Musikalisch Einstimmung
Ursula Bauer, Michael Stockmaier
Ludwig Thomas - Kurzbiografie
Ludwig Thoma, geboren am 21. Januar 1867 in Oberammergau, wurde bereits zu Lebzeiten als Musterbeispiel eines
bayerischen Heimatschriftstellers gefeiert und zum gemütlich-humorvollen Volksdichter stilisiert. Dabei hat man
übersehen, dass der Bezug auf das Bayerische in seinem Werk mehr leistet, als lediglich Lokalkolorit und
Folklorestimmung zu liefern. Thoma führt in fast allen Stücken scharfe satirische Angriffe gegen den politischen
Klerikalismus seiner Zeit, aber auch gegen Spießermoral und Scheinheiligkeit.
Heute steht sein Name in erster Linie für die „Lausbubengeschichten" (1905), dem einzigen Werk das derzeit noch
immer wieder neu aufgelegt wird. Alljährlich erinnert man sich an seine „Heilige Nacht" (Im Woid is so staad...) und
auch der „Briefwexel" des Landtagsabgeordneten Josef Filser fällt einem beim Namen Thoma wieder ein. Seine
Komödien „Erster Klasse", „Gelähmte Schwingen", „Die kleinen Verwandten" und andere kann man immer wieder vor
allem im Bayerischen Fernsehen in alten Inszenierungen erleben. Seine gesellschafts- kritischen Werke scheinen
allerdings immer mehr in Vergessenheit zu geraten.
Thoma, Sohn eines Försters, war gelernter Rechtsanwalt. Den Beruf übte er allerdings nur wenige Jahre aus. Bald schon
konnte er vom Schreiben leben, vor allem durch seine Mitarbeit im „Simplicissimus".
Am 26. August 1921, also vor 80 Jahren, verstarb er in Rottach am Tegernsee an den Folgen einer Operation.
Brautschau
Zwei Bevölkerungsgruppen sind es, mit denen sich
Thoma vorwiegend beschäftigt, die Bauern und die
Kleinbürger.

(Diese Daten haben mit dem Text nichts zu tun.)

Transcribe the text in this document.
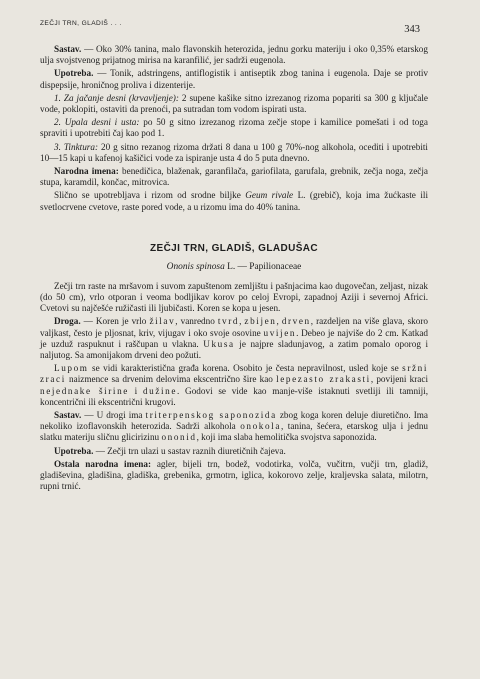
ZEČJI TRN, GLADIŠ . . .
343

Sastav. — Oko 30% tanina, malo flavonskih heterozida, jednu gorku materiju i oko 0,35% etarskog ulja svojstvenog prijatnog mirisa na karanfilić, jer sadrži eugenola.

Upotreba. — Tonik, adstringens, antiflogistik i antiseptik zbog tanina i eugenola. Daje se protiv dispepsije, hroničnog proliva i dizenterije.

1. Za jačanje desni (krvavljenje): 2 supene kašike sitno izrezanog rizoma popariti sa 300 g ključale vode, poklopiti, ostaviti da prenoći, pa sutradan tom vodom ispirati usta.

2. Upala desni i usta: po 50 g sitno izrezanog rizoma zečje stope i kamilice pomešati i od toga spraviti i upotrebiti čaj kao pod 1.

3. Tinktura: 20 g sitno rezanog rizoma držati 8 dana u 100 g 70%-nog alkohola, ocediti i upotrebiti 10—15 kapi u kafenoj kašičici vode za ispiranje usta 4 do 5 puta dnevno.

Narodna imena: benedičica, blaženak, garanfilača, gariofilata, garufala, grebnik, zečja noga, zečja stupa, karamdil, končac, mitrovica.

Slično se upotrebljava i rizom od srodne biljke Geum rivale L. (grebič), koja ima žućkaste ili svetlocrvene cvetove, raste pored vode, a u rizomu ima do 40% tanina.

ZEČJI TRN, GLADIŠ, GLADUŠAC
Ononis spinosa L. — Papilionaceae

Zečji trn raste na mršavom i suvom zapuštenom zemljištu i pašnjacima kao dugovečan, zeljast, nizak (do 50 cm), vrlo otporan i veoma bodljikav korov po celoj Evropi, zapadnoj Aziji i severnoj Africi. Cvetovi su najčešće ružičasti ili ljubičasti. Koren se kopa u jesen.

Droga. — Koren je vrlo žilav, vanredno tvrd, zbijen, drven, razdeljen na više glava, skoro valjkast, često je pljosnat, kriv, vijugav i oko svoje osovine uvijen. Debeo je najviše do 2 cm. Katkad je uzduž raspuknut i raščupan u vlakna. Ukusa je najpre sladunjavog, a zatim pomalo oporog i naljutog. Sa amonijakom drveni deo požuti.

Lupom se vidi karakteristična građa korena. Osobito je česta nepravilnost, usled koje se sržni zraci naizmence sa drvenim delovima ekscentrično šire kao lepezasto zrakasti, povijeni kraci nejednake širine i dužine. Godovi se vide kao manje-više istaknuti svetliji ili tamniji, koncentrični ili ekscentrični krugovi.

Sastav. — U drogi ima triterpenskog saponozida zbog koga koren deluje diuretično. Ima nekoliko izoflavonskih heterozida. Sadrži alkohola onokola, tanina, šećera, etarskog ulja i jednu slatku materiju sličnu glicirizinu ononid, koji ima slaba hemolitička svojstva saponozida.

Upotreba. — Zečji trn ulazi u sastav raznih diuretičnih čajeva.

Ostala narodna imena: agler, bijeli trn, bodež, vodotirka, volča, vučitrn, vučji trn, gladiž, gladiševina, gladišina, gladiška, grebenika, grmotrn, iglica, kokorovo zelje, kraljevska salata, milotrn, rupni trnić.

Wir haben uns entschlossen, beide
Stücke aus dem Bereich des bäuerlichen Milieus
auszuwählen, weil hier Mundart gesprochen wird.
Allerdings müssen wir bekennen, dass wir die (oft
als Dachauer Dialekt bezeichnete) Mundart nicht
übernommen haben.
Bei der "Brautschau" handelt es sich zuerst einmal
um ein Sittengemälde des bäuerlichen Lebens um
1900. Im Kern geht es aber ganz einfach um das
"Verschmusen" einer zukünftigen Bäuerin. Dass
dies oft derbe Züge annimmt, liegt zum einen in
der Natur der Sache, zum anderen aber auch
sicher am Dichter Thoma.
Der Bauernssohn Simon (Markus Kremsreiter)

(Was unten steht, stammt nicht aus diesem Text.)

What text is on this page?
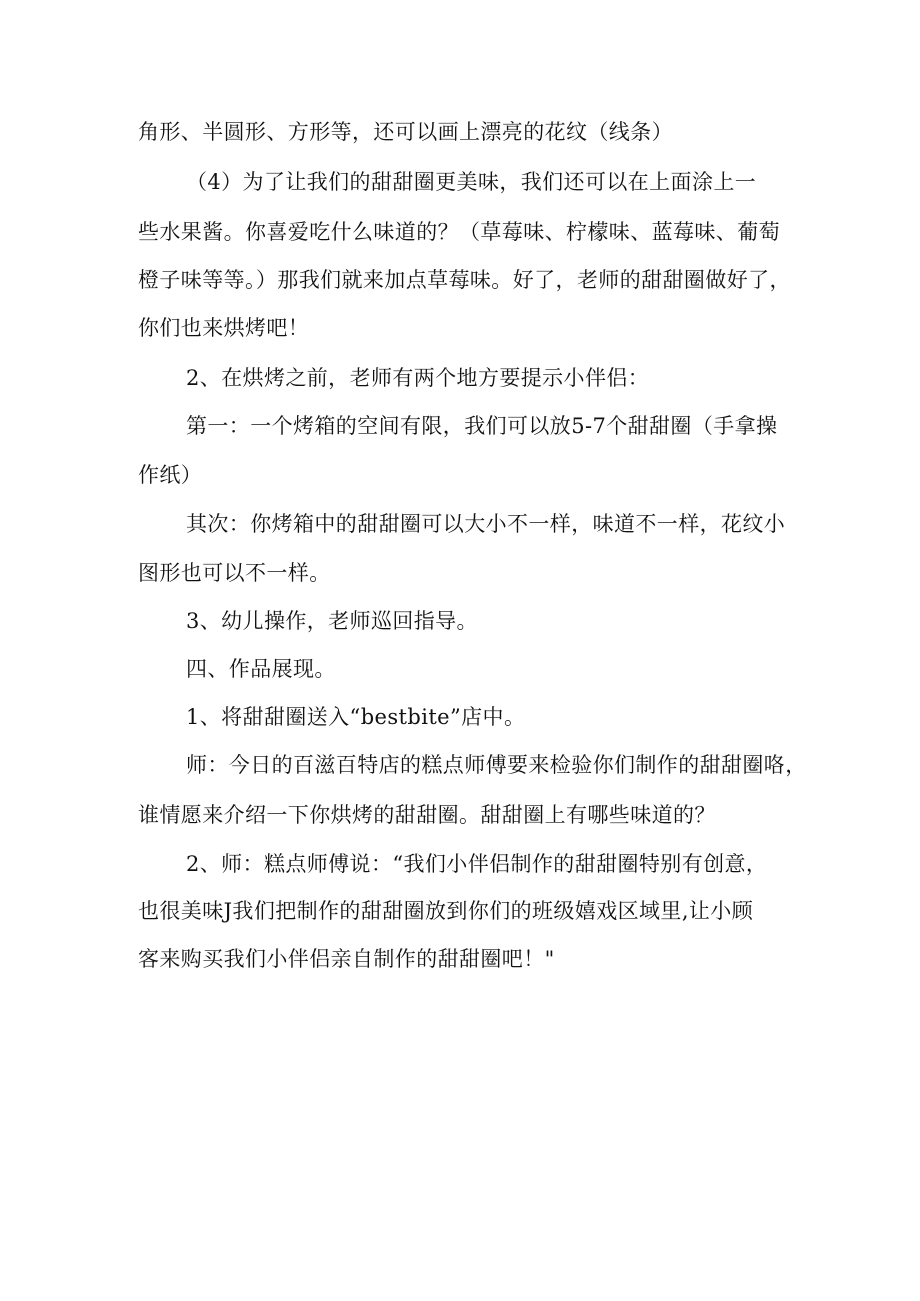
角形、半圆形、方形等，还可以画上漂亮的花纹（线条）
（4）为了让我们的甜甜圈更美味，我们还可以在上面涂上一
些水果酱。你喜爱吃什么味道的？（草莓味、柠檬味、蓝莓味、葡萄
橙子味等等。）那我们就来加点草莓味。好了，老师的甜甜圈做好了，
你们也来烘烤吧！
2、在烘烤之前，老师有两个地方要提示小伴侣：
第一：一个烤箱的空间有限，我们可以放5-7个甜甜圈（手拿操
作纸）
其次：你烤箱中的甜甜圈可以大小不一样，味道不一样，花纹小
图形也可以不一样。
3、幼儿操作，老师巡回指导。
四、作品展现。
1、将甜甜圈送入“bestbite”店中。
师：今日的百滋百特店的糕点师傅要来检验你们制作的甜甜圈咯，
谁情愿来介绍一下你烘烤的甜甜圈。甜甜圈上有哪些味道的？
2、师：糕点师傅说：“我们小伴侣制作的甜甜圈特别有创意，
也很美味J我们把制作的甜甜圈放到你们的班级嬉戏区域里,让小顾
客来购买我们小伴侣亲自制作的甜甜圈吧！"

möchte gerne den Hof übernehmen. Dem steht
aber entgegen, dass der Vater (Mundl Angerer)
noch gerne „selber regieren" will. Auch die Mutter
(Olga Kremsreiter) kann daran nichts ändern.
Außerdem braucht der junge Bauer erst eine Frau
und deshalb bestellen unabhängig voneinander die
beiden Alten einen Heiratsschmuser nebst
heiratswilliger Jungfer.
Dass die beiden Viehhändler (Georg Spannbauer
und Walter Kremsreiter) ausgerechnet zur selben
Zeit mit ihrer „Ware" (Gabi Wilhelm und Andrea
Duschl) eintreffen, sorgt natürlich für Turbulenzen
und Streit.
Magdalena
Die Bauerstochter Magdalena (Tanja Eisner) ist in der Stadt auf die schiefe Bahn geraten und hat sich als Dirne
durchgeschlagen. Als ihre Mutter (Lisbeth Weiß) im Sterben liegt, wird die Minderjährige von der Polizei ins
Elternhaus zurückgebracht mit'm Schub, wie man es damals nannte. Noch auf dem Sterbebett nimmt die Mutter
ihrem Mann, dem Gütler Thomas Paulimann (Andy Hackl) das Versprechen ab, die Tochter bei sich zu behalten.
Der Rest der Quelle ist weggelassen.